To add a search engine, add an entry to the 'keywords' table.
To change the default search engine, edit the 'Default Search Provider ID' value inside the 'meta' table.
If you want to change the default search provider in Google Chrome you have to modify 'Web Data' file wich is an SQLite file.
On my computer the location where you can find the file is C:\Users\daniel\AppData\Local\Google\Chrome\User Data\Default(Windows7).
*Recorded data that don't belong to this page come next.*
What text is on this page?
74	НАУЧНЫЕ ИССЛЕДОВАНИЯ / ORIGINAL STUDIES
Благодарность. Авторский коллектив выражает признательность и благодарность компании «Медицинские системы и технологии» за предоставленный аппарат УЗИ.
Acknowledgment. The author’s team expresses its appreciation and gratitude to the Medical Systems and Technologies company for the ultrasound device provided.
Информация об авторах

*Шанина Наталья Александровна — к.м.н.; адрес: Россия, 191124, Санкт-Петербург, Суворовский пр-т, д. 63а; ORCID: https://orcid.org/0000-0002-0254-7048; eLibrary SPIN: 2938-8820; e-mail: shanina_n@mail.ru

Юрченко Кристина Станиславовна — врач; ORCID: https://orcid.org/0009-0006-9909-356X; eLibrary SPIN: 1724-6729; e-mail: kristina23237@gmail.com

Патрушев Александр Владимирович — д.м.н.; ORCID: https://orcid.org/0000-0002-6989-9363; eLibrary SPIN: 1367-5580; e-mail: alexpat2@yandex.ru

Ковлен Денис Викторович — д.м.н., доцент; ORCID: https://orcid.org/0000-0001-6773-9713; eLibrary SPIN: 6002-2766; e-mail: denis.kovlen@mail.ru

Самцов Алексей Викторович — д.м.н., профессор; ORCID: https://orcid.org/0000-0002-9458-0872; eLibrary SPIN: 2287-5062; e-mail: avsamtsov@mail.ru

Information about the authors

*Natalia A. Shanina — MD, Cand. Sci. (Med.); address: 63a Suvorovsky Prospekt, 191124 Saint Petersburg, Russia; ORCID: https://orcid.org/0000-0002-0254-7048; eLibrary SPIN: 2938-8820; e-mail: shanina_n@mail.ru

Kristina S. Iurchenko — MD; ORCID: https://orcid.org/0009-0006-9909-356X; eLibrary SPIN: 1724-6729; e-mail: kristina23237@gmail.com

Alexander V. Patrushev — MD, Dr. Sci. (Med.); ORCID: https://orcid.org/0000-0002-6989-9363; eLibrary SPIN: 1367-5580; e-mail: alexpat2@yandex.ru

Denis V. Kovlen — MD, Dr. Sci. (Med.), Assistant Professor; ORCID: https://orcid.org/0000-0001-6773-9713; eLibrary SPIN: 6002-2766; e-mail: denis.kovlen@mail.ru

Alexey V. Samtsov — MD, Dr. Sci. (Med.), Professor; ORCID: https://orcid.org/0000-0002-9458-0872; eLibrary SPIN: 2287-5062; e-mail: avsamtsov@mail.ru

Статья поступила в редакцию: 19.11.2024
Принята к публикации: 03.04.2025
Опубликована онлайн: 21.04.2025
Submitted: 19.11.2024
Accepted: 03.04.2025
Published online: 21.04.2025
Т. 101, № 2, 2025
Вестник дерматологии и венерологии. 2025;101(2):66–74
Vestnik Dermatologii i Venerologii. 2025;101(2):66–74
See the content of file with SQLite Database Browser; you can find one here.
Despite everybody here suggesting to write to Chrome's Sqlite DB, the same can be achieved via JSON based config files (as noted above by https://stackoverflow.com/users/49572/andreas-huber).
The relevant documentation can be found here:
https://www.chromium.org/administrators/policy-templates
https://www.chromium.org/administrators/linux-quick-start
https://www.chromium.org/administrators/policy-list-3#DefaultSearchProvider
For Chrome on Linux putting something like this into /opt/chrome/etc/policies/recommended/duckduckgo.json shoud get you started:
{
"DefaultSearchProviderEnabled": true,
"DefaultSearchProviderName": "DuckDuckGo",
"DefaultSearchProviderSearchURL": "https://duckduckgo.com/?q={searchTerms}"
}
On Windows and OSX and with Chromium the places to set this are different, but are all documented under the above given URLs.
A solution that is working for Chromium and Chrome on Ubuntu can be found here:
https://github.com/andreashuber69/os-setup/blob/master/common/reset-browser-preferences
Besides setting the default search provider, the linked script further customizes Chromium/Chrome to my liking. For Chrome, the part relevant to the question goes like this:
# Modify the preferences relevant to the default search provider
cat ~/.config/google-chrome/Default/Preferences | jq '.default_search_provider_data.template_url_data={ "keyword": "duckduckgo.com", "short_name": "DuckDuckGo", "suggestions_url": "https://duckduckgo.com/ac/?q={searchTerms}&type=list", "url": "https://duckduckgo.com/?q={searchTerms}&t=canonical" }' >adapted-preferences.json
mv adapted-preferences.json ~/.config/google-chrome/Default/Preferences
This simply adds a new entry to the list of search engines and sets it as default. If you want to select an existing one, things are little more complicated (see script for details). The above requires the package jq, which is not present out of the box on Ubuntu.
Contrary to other posts, it seems no longer possible to set the default in the meta table. It must be done through the Preferences file as shown above.